VRN · Restaurants

Paul

T1

Gate-side carbs in T1

Post-security in Terminal T1, Paul is the standard French bakery setup: glass counter, espresso machine, and a clear view of the nearby Schengen gates. You’re looking at a quick stop between passport control and boarding, not a sit-down restaurant, and it feels built for 10-minute visits before a Ryanair or Volotea flight.

Pricing runs in the mid-airport range: expect around €1.50–€2.50 for plain croissants, €3–€4 for filled pastries or sandwiches, and roughly €1.50–€3 for an espresso, macchiato, or cappuccino. Card payment is normal here, and contactless works, which matters when you’re trying to board in Group 3 at gate 10 with one hand on your phone.

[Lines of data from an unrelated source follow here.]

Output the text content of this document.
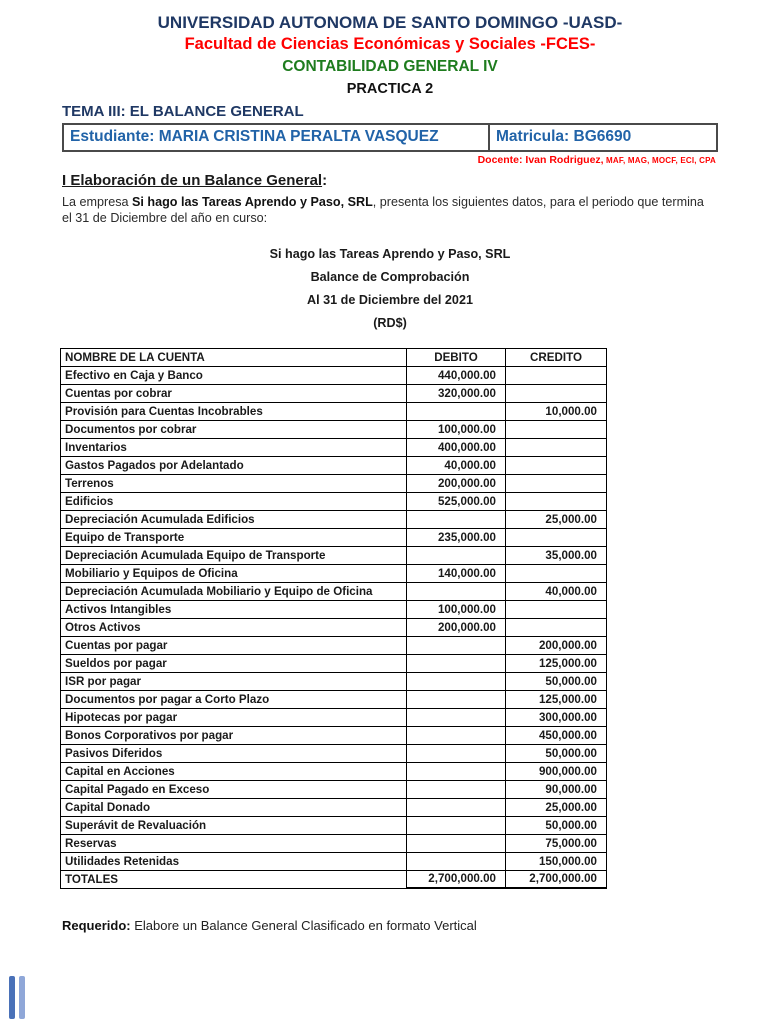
UNIVERSIDAD AUTONOMA DE SANTO DOMINGO -UASD-
Facultad de Ciencias Económicas y Sociales -FCES-
CONTABILIDAD GENERAL IV
PRACTICA 2
TEMA III: EL BALANCE GENERAL
Estudiante: MARIA CRISTINA PERALTA VASQUEZ	Matricula: BG6690
Docente: Ivan Rodriguez, MAF, MAG, MOCF, ECI, CPA
I Elaboración de un Balance General:
La empresa Si hago las Tareas Aprendo y Paso, SRL, presenta los siguientes datos, para el periodo que termina el 31 de Diciembre del año en curso:
Si hago las Tareas Aprendo y Paso, SRL
Balance de Comprobación
Al 31 de Diciembre del 2021
(RD$)
NOMBRE DE LA CUENTA	DEBITO	CREDITO
Efectivo en Caja y Banco	440,000.00	
Cuentas por cobrar	320,000.00	
Provisión para Cuentas Incobrables		10,000.00
Documentos por cobrar	100,000.00	
Inventarios	400,000.00	
Gastos Pagados por Adelantado	40,000.00	
Terrenos	200,000.00	
Edificios	525,000.00	
Depreciación Acumulada Edificios		25,000.00
Equipo de Transporte	235,000.00	
Depreciación Acumulada Equipo de Transporte		35,000.00
Mobiliario y Equipos de Oficina	140,000.00	
Depreciación Acumulada Mobiliario y Equipo de Oficina		40,000.00
Activos Intangibles	100,000.00	
Otros Activos	200,000.00	
Cuentas por pagar		200,000.00
Sueldos por pagar		125,000.00
ISR por pagar		50,000.00
Documentos por pagar a Corto Plazo		125,000.00
Hipotecas por pagar		300,000.00
Bonos Corporativos por pagar		450,000.00
Pasivos Diferidos		50,000.00
Capital en Acciones		900,000.00
Capital Pagado en Exceso		90,000.00
Capital Donado		25,000.00
Superávit de Revaluación		50,000.00
Reservas		75,000.00
Utilidades Retenidas		150,000.00
TOTALES	2,700,000.00	2,700,000.00
Requerido: Elabore un Balance General Clasificado en formato Vertical
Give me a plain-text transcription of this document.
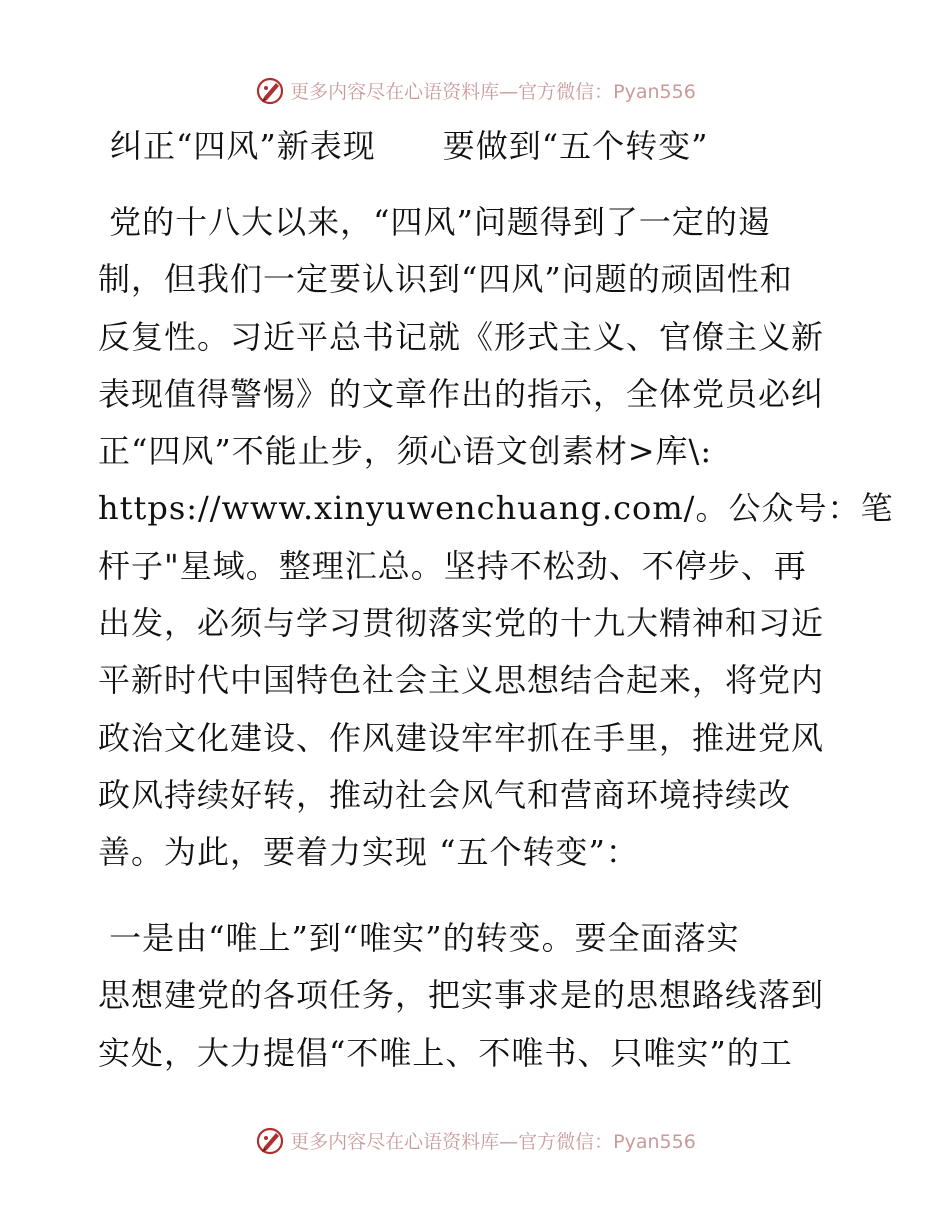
更多内容尽在心语资料库—官方微信：Pyan556
纠正“四风”新表现      要做到“五个转变”
党的十八大以来，“四风”问题得到了一定的遏
制，但我们一定要认识到“四风”问题的顽固性和
反复性。习近平总书记就《形式主义、官僚主义新
表现值得警惕》的文章作出的指示，全体党员必纠
正“四风”不能止步，须心语文创素材>库\:
https://www.xinyuwenchuang.com/。公众号：笔
杆子"星域。整理汇总。坚持不松劲、不停步、再
出发，必须与学习贯彻落实党的十九大精神和习近
平新时代中国特色社会主义思想结合起来，将党内
政治文化建设、作风建设牢牢抓在手里，推进党风
政风持续好转，推动社会风气和营商环境持续改
善。为此，要着力实现 “五个转变”：
一是由“唯上”到“唯实”的转变。要全面落实
思想建党的各项任务，把实事求是的思想路线落到
实处，大力提倡“不唯上、不唯书、只唯实”的工
更多内容尽在心语资料库—官方微信：Pyan556
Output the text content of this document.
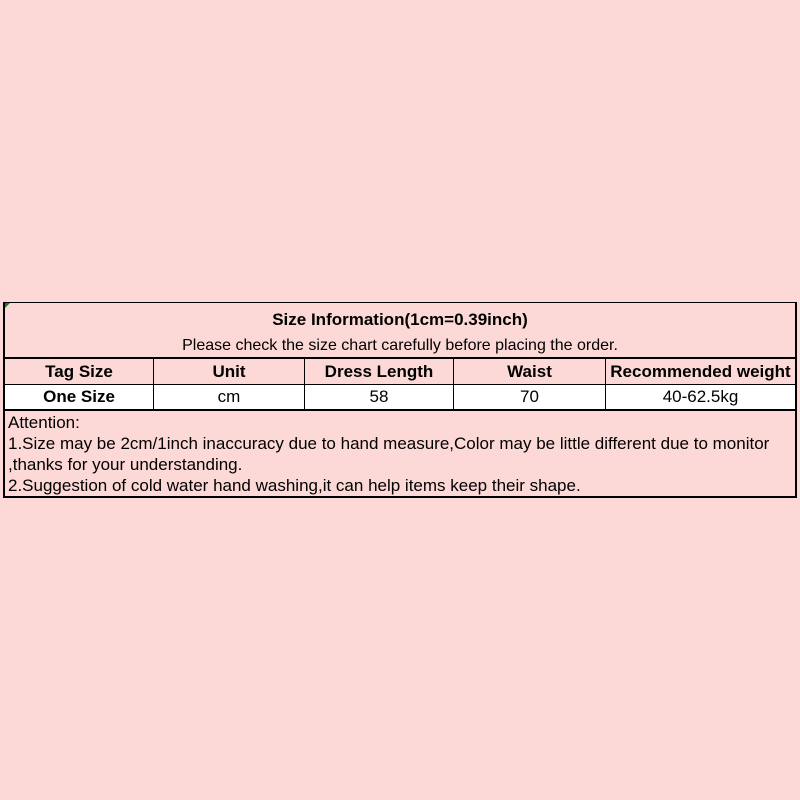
Size Information(1cm=0.39inch)
Please check the size chart carefully before placing the order.
Tag Size	Unit	Dress Length	Waist	Recommended weight
One Size	cm	58	70	40-62.5kg
Attention:
1.Size may be 2cm/1inch inaccuracy due to hand measure,Color may be little different due to monitor
,thanks for your understanding.
2.Suggestion of cold water hand washing,it can help items keep their shape.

Food is the usual Paul playbook: butter croissants, pain au chocolat, sweet tarts, baguette sandwiches, and a few premade salads in the chiller. If you care about reliability more than originality, grab a ham-and-cheese baguette and a pastry you recognize from other airports. Nothing in reviews suggests a standout “only in Verona” item, so treat it as a chain you already know.

Coffee is serviceable, not specialty: this is espresso-bar speed, not third-wave detail. Staff push drinks out quickly during morning bank times around 06:00–09:00, when most departures leave T1. If you need something to take through boarding, ask for a lidded paper cup; open porcelain cups don’t play well with priority lane sprints.

No major complaints show up in public reviews for VRN’s Paul, and there’s no pattern of sell-outs beyond the usual early-morning croissant rush. Figure on a 5–10 minute queue spike before flights to major hubs like Frankfurt or Munich, then it thins out again.

Tip: if your gate is in the low teens, grab what you want at Paul before walking down the pier; there’s less food choice once you’re parked near the end of the T1 concourse.